Super SGP coming – ECB: “A stronger and stricter fiscal framework is required”

The ECB is released a policy paper entitled "A Fiscal Compact for a Stronger Economic and Monetary Union" I reckon in response to the turmoil surrounding periphery governments missing their targets. What caught my eye is this:

the SGP did not succeed in securing fiscal discipline. Good economic times before the crisis were not used to achieve sustainable budgetary positions. Revenue windfalls were spent instead of being used to foster fiscal consolidation, violations of the de?cit criterion were only slowly corrected and the debt criterion was largely ignored. The most important reason was that the SGP was only implemented half-heartedly as enforcement of the fiscal rules through peer pressure was weak.

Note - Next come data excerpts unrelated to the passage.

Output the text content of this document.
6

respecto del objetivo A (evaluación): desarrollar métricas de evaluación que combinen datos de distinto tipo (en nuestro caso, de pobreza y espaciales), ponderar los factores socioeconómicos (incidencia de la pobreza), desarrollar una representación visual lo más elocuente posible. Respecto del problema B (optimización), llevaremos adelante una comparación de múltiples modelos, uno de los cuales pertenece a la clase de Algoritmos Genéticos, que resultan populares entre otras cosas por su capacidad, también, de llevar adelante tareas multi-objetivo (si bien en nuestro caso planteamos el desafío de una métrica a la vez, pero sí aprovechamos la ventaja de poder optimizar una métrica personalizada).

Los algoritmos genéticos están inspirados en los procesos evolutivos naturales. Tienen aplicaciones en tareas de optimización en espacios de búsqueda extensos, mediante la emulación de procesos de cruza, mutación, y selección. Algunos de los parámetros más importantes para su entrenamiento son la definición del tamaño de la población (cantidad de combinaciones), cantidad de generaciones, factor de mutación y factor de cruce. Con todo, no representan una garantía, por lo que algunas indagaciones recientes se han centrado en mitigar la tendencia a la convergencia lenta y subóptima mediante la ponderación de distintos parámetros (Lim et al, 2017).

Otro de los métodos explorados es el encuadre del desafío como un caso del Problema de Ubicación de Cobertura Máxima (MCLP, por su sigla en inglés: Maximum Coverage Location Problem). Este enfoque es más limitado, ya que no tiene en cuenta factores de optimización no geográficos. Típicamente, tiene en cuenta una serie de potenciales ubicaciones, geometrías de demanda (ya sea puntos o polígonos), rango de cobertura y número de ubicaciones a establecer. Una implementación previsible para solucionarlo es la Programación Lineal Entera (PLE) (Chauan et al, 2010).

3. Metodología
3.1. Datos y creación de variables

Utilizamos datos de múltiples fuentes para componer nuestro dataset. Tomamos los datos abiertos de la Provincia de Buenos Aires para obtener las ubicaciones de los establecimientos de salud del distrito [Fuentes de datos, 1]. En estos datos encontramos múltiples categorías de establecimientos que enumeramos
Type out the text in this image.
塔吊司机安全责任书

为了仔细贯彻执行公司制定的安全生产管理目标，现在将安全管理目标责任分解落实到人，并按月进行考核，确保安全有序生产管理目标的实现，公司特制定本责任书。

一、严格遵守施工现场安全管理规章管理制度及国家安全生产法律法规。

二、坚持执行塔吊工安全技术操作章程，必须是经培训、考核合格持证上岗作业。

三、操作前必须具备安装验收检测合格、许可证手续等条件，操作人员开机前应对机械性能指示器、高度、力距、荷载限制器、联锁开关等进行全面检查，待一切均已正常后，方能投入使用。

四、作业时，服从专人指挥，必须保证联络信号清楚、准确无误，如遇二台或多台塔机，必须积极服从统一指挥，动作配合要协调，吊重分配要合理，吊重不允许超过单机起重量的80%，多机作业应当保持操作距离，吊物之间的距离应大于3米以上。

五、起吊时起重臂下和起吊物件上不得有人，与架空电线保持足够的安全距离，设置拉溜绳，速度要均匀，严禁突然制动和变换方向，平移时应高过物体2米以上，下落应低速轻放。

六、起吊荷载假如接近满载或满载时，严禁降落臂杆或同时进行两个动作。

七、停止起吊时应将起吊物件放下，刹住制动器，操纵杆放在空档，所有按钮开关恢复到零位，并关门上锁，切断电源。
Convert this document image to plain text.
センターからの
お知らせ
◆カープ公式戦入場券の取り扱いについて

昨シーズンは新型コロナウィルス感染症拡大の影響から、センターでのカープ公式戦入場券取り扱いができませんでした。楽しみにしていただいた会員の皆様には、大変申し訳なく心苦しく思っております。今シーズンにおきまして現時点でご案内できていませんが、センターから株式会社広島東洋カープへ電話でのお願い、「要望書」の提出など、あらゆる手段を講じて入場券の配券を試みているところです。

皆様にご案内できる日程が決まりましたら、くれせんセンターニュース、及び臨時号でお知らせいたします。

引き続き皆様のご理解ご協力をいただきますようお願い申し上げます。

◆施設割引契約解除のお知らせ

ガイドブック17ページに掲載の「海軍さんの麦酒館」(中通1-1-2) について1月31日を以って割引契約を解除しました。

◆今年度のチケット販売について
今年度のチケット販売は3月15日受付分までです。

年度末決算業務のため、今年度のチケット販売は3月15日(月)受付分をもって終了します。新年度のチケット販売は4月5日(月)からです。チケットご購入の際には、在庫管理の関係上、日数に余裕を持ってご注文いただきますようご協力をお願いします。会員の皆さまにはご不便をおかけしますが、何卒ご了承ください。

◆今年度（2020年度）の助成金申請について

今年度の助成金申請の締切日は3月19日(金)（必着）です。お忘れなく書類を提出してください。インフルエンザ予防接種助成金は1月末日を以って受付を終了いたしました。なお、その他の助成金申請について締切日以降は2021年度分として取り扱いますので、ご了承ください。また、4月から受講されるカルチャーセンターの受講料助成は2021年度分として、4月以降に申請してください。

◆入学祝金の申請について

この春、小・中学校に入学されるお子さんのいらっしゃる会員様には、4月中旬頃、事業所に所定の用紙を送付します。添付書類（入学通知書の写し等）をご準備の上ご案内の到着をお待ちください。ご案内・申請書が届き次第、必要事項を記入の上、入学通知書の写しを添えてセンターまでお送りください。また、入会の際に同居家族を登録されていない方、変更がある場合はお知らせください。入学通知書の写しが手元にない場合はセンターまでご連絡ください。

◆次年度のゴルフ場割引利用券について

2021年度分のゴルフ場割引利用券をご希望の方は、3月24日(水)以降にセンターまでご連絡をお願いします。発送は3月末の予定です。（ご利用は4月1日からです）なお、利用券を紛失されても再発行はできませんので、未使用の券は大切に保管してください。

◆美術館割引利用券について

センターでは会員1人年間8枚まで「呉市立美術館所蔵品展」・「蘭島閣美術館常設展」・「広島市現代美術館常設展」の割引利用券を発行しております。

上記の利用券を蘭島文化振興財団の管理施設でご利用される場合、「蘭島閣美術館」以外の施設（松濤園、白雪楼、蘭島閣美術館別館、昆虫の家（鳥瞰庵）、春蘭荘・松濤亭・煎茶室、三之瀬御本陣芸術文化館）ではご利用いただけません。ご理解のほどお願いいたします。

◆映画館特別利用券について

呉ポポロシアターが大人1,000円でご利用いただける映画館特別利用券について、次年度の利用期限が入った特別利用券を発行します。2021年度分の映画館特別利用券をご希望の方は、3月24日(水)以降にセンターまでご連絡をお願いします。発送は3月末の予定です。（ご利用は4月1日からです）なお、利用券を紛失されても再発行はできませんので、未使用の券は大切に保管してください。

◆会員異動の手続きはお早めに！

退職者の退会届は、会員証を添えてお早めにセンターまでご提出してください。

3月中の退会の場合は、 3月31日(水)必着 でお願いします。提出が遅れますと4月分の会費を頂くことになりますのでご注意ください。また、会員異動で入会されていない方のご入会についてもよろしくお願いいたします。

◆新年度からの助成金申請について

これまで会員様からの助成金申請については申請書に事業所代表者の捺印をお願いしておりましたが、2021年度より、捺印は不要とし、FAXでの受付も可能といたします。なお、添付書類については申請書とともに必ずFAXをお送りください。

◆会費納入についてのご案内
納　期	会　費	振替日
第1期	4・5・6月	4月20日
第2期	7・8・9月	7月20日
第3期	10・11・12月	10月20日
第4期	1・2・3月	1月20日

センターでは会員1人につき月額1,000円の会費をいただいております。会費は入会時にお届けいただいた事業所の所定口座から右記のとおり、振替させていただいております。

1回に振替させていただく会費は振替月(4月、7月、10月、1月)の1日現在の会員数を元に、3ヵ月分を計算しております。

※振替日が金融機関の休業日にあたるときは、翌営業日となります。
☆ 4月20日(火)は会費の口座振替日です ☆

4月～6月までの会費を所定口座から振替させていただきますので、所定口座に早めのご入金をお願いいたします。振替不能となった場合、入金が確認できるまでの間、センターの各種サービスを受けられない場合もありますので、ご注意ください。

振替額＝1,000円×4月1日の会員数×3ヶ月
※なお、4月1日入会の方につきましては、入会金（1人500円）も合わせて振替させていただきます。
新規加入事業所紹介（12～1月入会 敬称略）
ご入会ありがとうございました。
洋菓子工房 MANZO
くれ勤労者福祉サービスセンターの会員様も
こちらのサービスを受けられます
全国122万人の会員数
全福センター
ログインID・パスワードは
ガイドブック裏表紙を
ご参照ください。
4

The sovereign debt crisis has demonstrated that unsustainable macroeconomic, financial and fiscal policies of any EMU member amplify each other and affect other euro area countries via negative spillover effects. This, in turn, endangers the financial stability of the euro area as a whole. As a consequence, the ECB repeatedly demanded a “quantum leap” in the EU economic governance framework to ensure the stability and smooth functioning of EMU

Translation: when the Lisbon Treaty is reformed, we suggest adding teeth to the fiscal compact in the form of oversight and penalties for fiscal free riders under the threat of expulsion from the euro zone. This is the policy response that is coming – and what is meant in Germany by ‘fiscal union’.

The long-held view in German policy circles has been that the European sovereign debt crisis is a clear indication that the stability and growth pact (SGP) was not sufficiently robust in addressing fiscal discipline. The goal for two years has been to eventually make changes to European treaties to create a Super SGP that includes penalties, oversight and now potentially expulsion for serial violators. Expect to see Germany push for this policy to be formalised as part of the growth pact compromise between Hollande and Merkel.

1 Comment
  1. David_Lazarus says

    This is code for the ability to eject the periphery. Though I am beginning to doubt whether the euro will survive the ejections. It is a short term measure. By ejecting the periphery, the euro would become much stronger in the short term. Though it would make euro denominated loans to the periphery even more unaffordable and so accelerate their default. That would transfer big bank losses to the core. Which would require state bailouts and then trigger ejections of core nations as it trashes the sovereign balance sheet.